# What is this called?



## REDdawn6 (Dec 11, 2008)

Hey fellas, What is the technical or common name for the metal strip that crosses between taillights and has - p o n t i a c - on it ? 65 Gto in question.... tks And can and where can this piece be restored at or bought from? tks


----------



## REDdawn6 (Dec 11, 2008)

This Piece... http://i23.photobucket.com/albums/b383/reddawn6/333.jpg


----------



## Too Many Projects (Nov 15, 2008)

I would call it a tail panel trim. I haven't seen any in my surfing, but I'm not particularly looking for 65 parts. I will be getting a 67 soon. I'll try to pay attention when I'm looking


----------



## 05GTO (Oct 6, 2004)

Too Many Projects said:


> I would call it a tail panel trim.


:agree


----------



## Eric Animal (Oct 28, 2007)

There is a NOS taillight panel on e-bay now...buy it now is $595.....I hear the reproduction ones are pretty good. Eric


----------



## geeteeohguy (Feb 2, 2008)

Those guys are right. It's rht rear tail-panel trim. Be prepared to spend many dollars. They are not being reproduced, and the supply has all but dried up. Good luck.
Jeff


----------



## Rukee (Feb 8, 2007)

Eric Animal said:


> There is a NOS taillight panel on e-bay now...buy it now is $595.....I hear the reproduction ones are pretty good. Eric


Someone must have bought it, I can't find it now.


----------



## Too Many Projects (Nov 15, 2008)

Eric Animal said:


> There is a NOS taillight panel on e-bay now...buy it now is $595.....I hear the reproduction ones are pretty good. Eric





Rukee said:


> Someone must have bought it, I can't find it now.

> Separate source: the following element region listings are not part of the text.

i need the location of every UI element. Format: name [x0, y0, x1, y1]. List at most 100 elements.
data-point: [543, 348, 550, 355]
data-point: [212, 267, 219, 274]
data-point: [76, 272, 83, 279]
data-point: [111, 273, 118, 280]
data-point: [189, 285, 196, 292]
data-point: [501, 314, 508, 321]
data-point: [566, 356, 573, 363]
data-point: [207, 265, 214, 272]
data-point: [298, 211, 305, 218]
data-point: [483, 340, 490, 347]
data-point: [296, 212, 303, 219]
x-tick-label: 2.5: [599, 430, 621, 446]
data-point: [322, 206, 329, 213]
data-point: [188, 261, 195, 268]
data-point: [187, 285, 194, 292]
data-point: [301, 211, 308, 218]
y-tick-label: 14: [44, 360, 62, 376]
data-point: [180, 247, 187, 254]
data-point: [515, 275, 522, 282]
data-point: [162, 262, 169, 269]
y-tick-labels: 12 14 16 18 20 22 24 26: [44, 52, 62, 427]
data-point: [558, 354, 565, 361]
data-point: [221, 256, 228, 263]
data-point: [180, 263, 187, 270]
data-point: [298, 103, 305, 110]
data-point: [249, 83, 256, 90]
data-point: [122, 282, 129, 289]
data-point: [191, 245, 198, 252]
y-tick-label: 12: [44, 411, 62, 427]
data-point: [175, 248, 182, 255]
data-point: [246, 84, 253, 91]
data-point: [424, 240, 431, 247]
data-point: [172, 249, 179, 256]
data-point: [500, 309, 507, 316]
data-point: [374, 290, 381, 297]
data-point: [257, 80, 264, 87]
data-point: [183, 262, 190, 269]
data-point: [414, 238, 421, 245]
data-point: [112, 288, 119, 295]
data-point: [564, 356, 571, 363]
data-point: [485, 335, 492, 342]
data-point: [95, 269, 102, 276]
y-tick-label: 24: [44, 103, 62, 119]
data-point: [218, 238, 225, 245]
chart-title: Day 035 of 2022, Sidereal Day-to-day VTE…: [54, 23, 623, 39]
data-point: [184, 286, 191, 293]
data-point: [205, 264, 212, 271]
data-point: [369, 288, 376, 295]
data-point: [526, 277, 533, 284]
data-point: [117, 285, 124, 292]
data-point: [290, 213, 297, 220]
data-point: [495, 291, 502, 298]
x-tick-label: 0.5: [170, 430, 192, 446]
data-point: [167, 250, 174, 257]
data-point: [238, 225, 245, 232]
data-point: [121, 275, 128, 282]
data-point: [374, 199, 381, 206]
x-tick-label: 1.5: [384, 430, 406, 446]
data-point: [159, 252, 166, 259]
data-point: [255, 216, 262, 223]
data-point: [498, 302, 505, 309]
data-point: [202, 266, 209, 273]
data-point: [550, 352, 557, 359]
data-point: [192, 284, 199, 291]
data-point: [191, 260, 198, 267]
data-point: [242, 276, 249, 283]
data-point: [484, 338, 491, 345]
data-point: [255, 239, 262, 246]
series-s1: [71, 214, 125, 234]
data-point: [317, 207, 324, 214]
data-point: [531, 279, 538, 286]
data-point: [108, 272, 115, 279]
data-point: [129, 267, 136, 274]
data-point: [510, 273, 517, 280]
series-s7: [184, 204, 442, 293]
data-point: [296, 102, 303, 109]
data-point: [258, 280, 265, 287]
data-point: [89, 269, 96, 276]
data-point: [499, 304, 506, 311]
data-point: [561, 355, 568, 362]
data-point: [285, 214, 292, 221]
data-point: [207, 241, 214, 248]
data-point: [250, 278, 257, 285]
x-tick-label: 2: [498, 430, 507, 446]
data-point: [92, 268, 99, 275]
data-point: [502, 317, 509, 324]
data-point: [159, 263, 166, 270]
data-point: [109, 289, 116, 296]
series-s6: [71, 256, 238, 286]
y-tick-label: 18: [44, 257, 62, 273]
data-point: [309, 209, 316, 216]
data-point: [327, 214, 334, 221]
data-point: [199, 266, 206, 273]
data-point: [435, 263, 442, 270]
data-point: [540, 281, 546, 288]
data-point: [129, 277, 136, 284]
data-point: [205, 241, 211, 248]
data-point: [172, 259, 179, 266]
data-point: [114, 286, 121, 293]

The tail panel he is referring to is for a 67.

If you have one that needs restoration, there is a small replating shop near me that will strip it to bare pot metal, drill out all the corrosion, fill holes with silver solder, grind, file, hand shape to original and replate. They had a pair of the 65 tail light bezels on display when my car club did a tour and they looked NEW !! Again, not cheap, but quality work to save an otherwise impossible part to find.


----------



## Rukee (Feb 8, 2007)

Too Many Projects said:


> The tail panel he is referring to is for a 67.
> 
> If you have one that needs restoration, there is a small replating shop near me that will strip it to bare pot metal, drill out all the corrosion, fill holes with silver solder, grind, file, hand shape to original and replate. They had a pair of the 65 tail light bezels on display when my car club did a tour and they looked NEW !! Again, not cheap, but quality work to save an otherwise impossible part to find.


I had a local plater quote me $900.00 to rechrome it, and that was not doing any of the paint!


----------



## Eric Animal (Oct 28, 2007)

Sorry Rukee, I was talking about a 67 panel. I mentioned it because Too Many Projects said he was getting a 67 soon.......I have hoarded away some cool 67 parts. My mind thinks that my body is gonna build a 67 resto-animal this spring.  Eric


----------



## Jelctech (Dec 20, 2008)

I Know it as the Tail-panel Trim as well


----------



## REDdawn6 (Dec 11, 2008)

well thanks for the info. I cant imagine spending $900 dollars to resto mine. Mine is in decent shape but if im going to do this car up I cant have it be so-so. Anyone know of some good shops to get restod at?


----------



## crustysack (Oct 5, 2008)

The parts place inc is reproducing this piece and its 500 bucks


----------